While experimenting with this change in Nova, there were quite a few obstacles that were found that would need to be addressed, the first of which has come to be known by some as the 'domain change issue'. This is an issue that occurs due to the OpenStack project's use of gettext.install(…) to install the _() function into Python's __builtin__ namespace. The __builtin__ namespace is shared between all modules running in the current process in Python, including libraries that Nova or another project may be calling into. This leads to the translations in the libraries being incorrect, since the message strings in those libraries will most likely not exist in Nova's translation file. The reverse is also an issue; other libraries can modify the __builtin__ namespace by calling gettext.install(…) themselves (or manipulating the _ function in other ways), causing issues with Nova attempting to translate strings when flow of control returns to Nova. There is a Launchpad bug open against Nova that is meant to address this problem: https://bugs.launchpad.net/nova/+bug/1150194

We were able to fix this problem by removing the gettext.install(…) function in the __init__.py file in the base of every project, and instead import our own wrapper function for the gettext translate function as _ into each module that currently uses the _ function for translating a string. For example in Nova:

# two lines because nova doesn't allow importing functions directly
from nova import gettextutils
_ = gettextutils._

This locks down nova/glance/cinder/etc to always use its own translation domain/files, since it is always using the gettextutils it defines in the base package.

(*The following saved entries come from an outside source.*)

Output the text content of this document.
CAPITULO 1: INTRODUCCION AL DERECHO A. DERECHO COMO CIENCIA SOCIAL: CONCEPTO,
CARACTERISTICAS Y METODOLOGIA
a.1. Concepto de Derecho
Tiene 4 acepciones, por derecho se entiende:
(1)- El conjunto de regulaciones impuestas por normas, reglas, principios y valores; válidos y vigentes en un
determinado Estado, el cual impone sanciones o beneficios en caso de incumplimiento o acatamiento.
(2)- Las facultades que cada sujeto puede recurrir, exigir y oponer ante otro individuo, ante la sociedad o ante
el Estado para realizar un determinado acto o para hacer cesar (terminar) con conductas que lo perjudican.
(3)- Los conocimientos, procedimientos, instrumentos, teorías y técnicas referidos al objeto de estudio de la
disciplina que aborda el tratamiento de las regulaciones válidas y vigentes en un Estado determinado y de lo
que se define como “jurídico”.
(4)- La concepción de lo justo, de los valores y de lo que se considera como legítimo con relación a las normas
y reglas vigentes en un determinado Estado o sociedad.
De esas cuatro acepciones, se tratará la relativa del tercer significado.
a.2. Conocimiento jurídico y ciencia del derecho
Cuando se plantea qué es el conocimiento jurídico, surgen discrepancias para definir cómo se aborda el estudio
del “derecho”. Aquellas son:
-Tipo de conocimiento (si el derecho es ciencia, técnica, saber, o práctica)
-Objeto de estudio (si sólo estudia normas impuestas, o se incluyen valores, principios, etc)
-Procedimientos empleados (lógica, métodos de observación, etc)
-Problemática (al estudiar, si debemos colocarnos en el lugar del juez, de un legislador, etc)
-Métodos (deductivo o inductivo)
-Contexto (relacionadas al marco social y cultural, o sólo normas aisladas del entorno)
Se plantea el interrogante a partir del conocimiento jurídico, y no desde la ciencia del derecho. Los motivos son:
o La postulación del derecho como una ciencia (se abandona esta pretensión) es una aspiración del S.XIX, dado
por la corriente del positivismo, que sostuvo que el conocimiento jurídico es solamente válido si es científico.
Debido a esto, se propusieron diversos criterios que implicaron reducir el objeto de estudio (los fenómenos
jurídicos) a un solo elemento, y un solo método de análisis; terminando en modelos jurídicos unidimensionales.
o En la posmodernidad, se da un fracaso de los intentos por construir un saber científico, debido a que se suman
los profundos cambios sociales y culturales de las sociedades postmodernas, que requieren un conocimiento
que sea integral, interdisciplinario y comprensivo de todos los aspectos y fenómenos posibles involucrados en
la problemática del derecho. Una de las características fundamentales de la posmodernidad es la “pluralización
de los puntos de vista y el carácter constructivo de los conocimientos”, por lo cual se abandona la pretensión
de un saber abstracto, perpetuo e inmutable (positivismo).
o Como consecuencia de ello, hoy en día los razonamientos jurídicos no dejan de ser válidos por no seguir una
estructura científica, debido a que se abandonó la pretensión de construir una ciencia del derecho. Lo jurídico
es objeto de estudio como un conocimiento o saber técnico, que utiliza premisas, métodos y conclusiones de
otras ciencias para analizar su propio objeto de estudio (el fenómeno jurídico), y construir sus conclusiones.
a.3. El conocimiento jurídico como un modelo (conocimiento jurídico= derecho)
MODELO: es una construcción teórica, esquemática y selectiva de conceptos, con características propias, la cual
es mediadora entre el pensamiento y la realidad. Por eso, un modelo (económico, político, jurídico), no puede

A recent change to remove the gettext.install() from the __init__.py files is viewable here: https://review.openstack.org/#/c/25823/

String Handling

Another issue discovered while experimenting with the delayed translation mechanism in Nova was string handling issues through out the message flow path. Much of the functionality in Nova currently expects translations coming back from _() to be strings which makes it difficult, and in some cases, impossible to pass another python object off as a string-like and make it all the way to the output mechanism. Some functionality that was problematic was code attempting to iterate the Message object, call .split() on the Message object, serialization to JSON and back, and formatting to UTF8 vs ASCII. Most of these problems could be fixed if the problematic code was changed to expect and handle Message objects or just treat the string/Message they are dealing with as a scalar value instead of trying to manipulate it.

Alternative Implemenation

A less invasive workaround is to use a dictionary for reverse look ups of translations in a custom gettextutils module for every translated message. Every call to _() either returns a string directly after recording the translation and initial message, or returns a string object after we record any required parameters to inject in the case of a format string. Custom output handlers (e.g custom log handler) uses the dictionary to look up a possible reverse translation and retrieve the initial string and any extra information. This is then used to re-translate to the locale bound to the log handler and inject the extra information before forwarding the newly translated message to the underlying log handler.

However, this approach has significant drawbacks such as cleaning up the dictionary, thread safety, and the limitation of not being usable across processes that make it unsuitable as a strategic approach.